JUNEAU, Alaska — The Juneau Police Department is having fun with its new Facebook page, posting old pictures of officers in uniform for #throwbackthursday, a video of their Ice Bucket Challenge, as well as informational items such as PSA’s for the upcoming vehicle auction and regular Crime of the Week.
There’s also a photograph of JPD’s evidence room manager and an evidence room technician posing with a life-size cardboard cut-out of Sarah Palin. “JPD fun fact,” the Facebook post reads, “The JPD evidence room handles 4,327 items of evidence each year, from drugs to guns to cardboard cut outs, JPD has a place for it all.”
Poster Palin is sporting her signature pulled back hairdo, wearing rimless glasses, rain gear and Xtratuf boots and holding a fish she presumably caught.
It begged the obvious question: What is that doing in JPD evidence?
Turns out the Facebook picture JPD posted is an old photograph, but yes, the celebrity cardboard cut-out was once part of a police investigation, JPD spokeswoman Erann Kalwara said. The Palin poster belonged to the Alaska Shirt company and was placed outside its Franklin Street storefront across from the Mount Roberts Tramway entrance. Tourists loved taking their picture with it. Locals, however, loved stealing it.

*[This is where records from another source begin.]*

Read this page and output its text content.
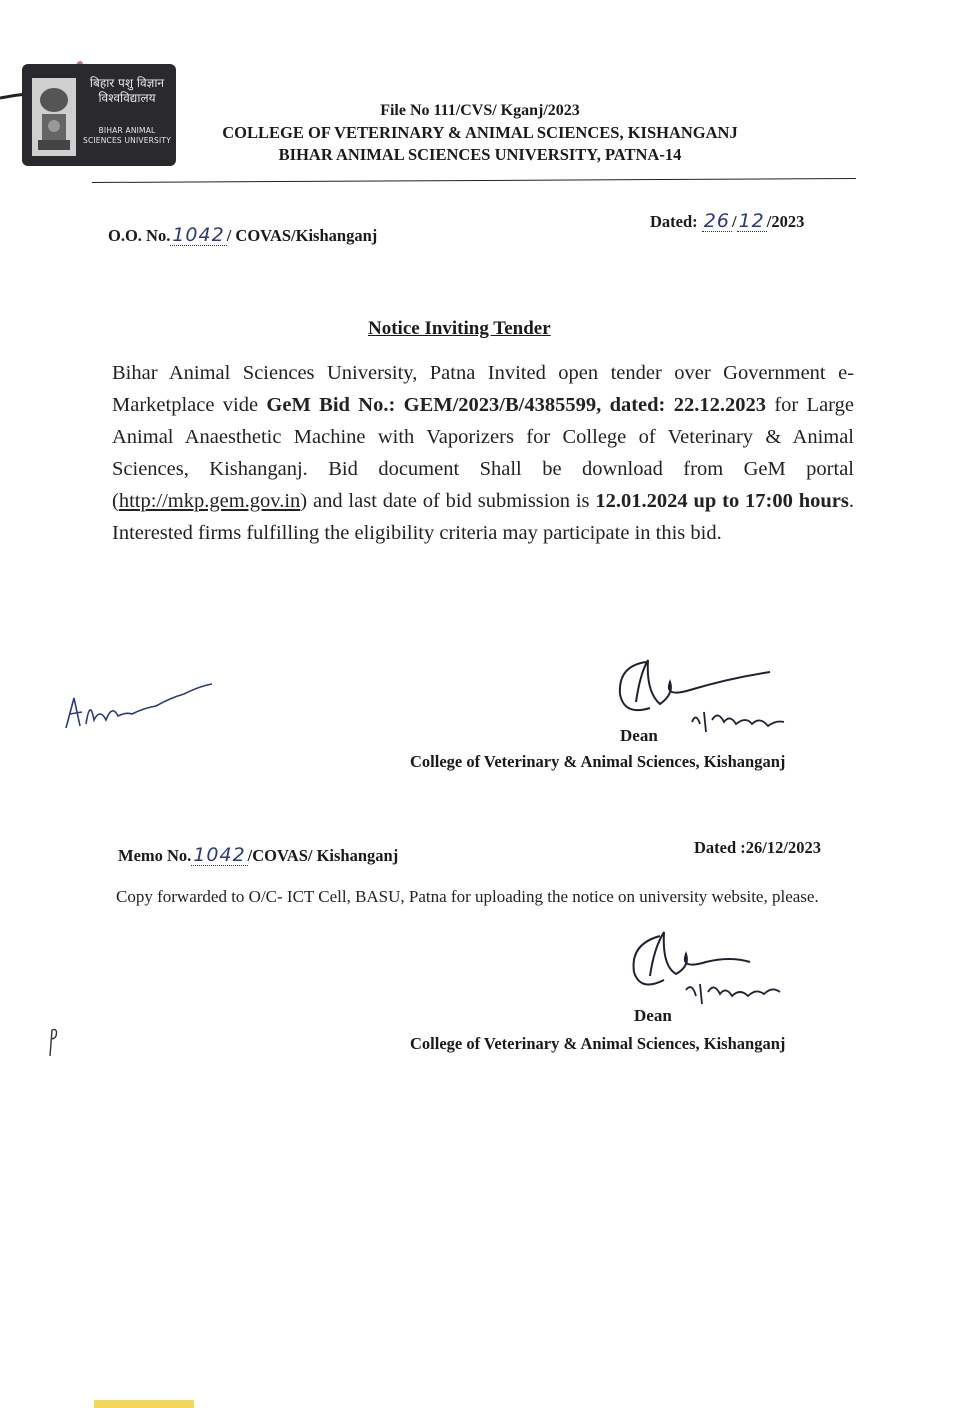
बिहार पशु विज्ञान
विश्वविद्यालय
BIHAR ANIMAL SCIENCES UNIVERSITY
File No 111/CVS/ Kganj/2023
COLLEGE OF VETERINARY & ANIMAL SCIENCES, KISHANGANJ
BIHAR ANIMAL SCIENCES UNIVERSITY, PATNA-14
O.O. No. 1042 / COVAS/Kishanganj
Dated: 26 / 12 /2023
Notice Inviting Tender
Bihar Animal Sciences University, Patna Invited open tender over Government e-Marketplace vide GeM Bid No.: GEM/2023/B/4385599, dated: 22.12.2023 for Large Animal Anaesthetic Machine with Vaporizers for College of Veterinary & Animal Sciences, Kishanganj. Bid document Shall be download from GeM portal (http://mkp.gem.gov.in) and last date of bid submission is 12.01.2024 up to 17:00 hours. Interested firms fulfilling the eligibility criteria may participate in this bid.
Dean
College of Veterinary & Animal Sciences, Kishanganj
Memo No. 1042 /COVAS/ Kishanganj	Dated :26/12/2023
Copy forwarded to O/C- ICT Cell, BASU, Patna for uploading the notice on university website, please.
Dean
College of Veterinary & Animal Sciences, Kishanganj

Back in July 2011, a group of four 20-year-old women took the cardboard cut-out from the storefront and drove away with it in their SUV. An employee witnessed them drive away and called police, who — according to Kalwara — had to do a lot of leg work to find it.
To the girls, it was just a prank. But to the company and police, it was a criminal act. The cardboard cut-out was valued at a whopping $1,400. (How’s that for a fun fact?)
Police tracked the Palin Poster down, and the gaggle of girls realized they might be in trouble and turned it over. Kalwara said it was still in the SUV when the police officer located it.
“They didn’t think it was going to turn into this big hoo-ha-ha,” Kalwara said. “They took it as a joke and drove it around town. When they found out it was criminal, they gave it back.”
According to Empire archives, after the aforementioned theft, the Alaska Shirt Company took action and chained the poster to the entrance of their store.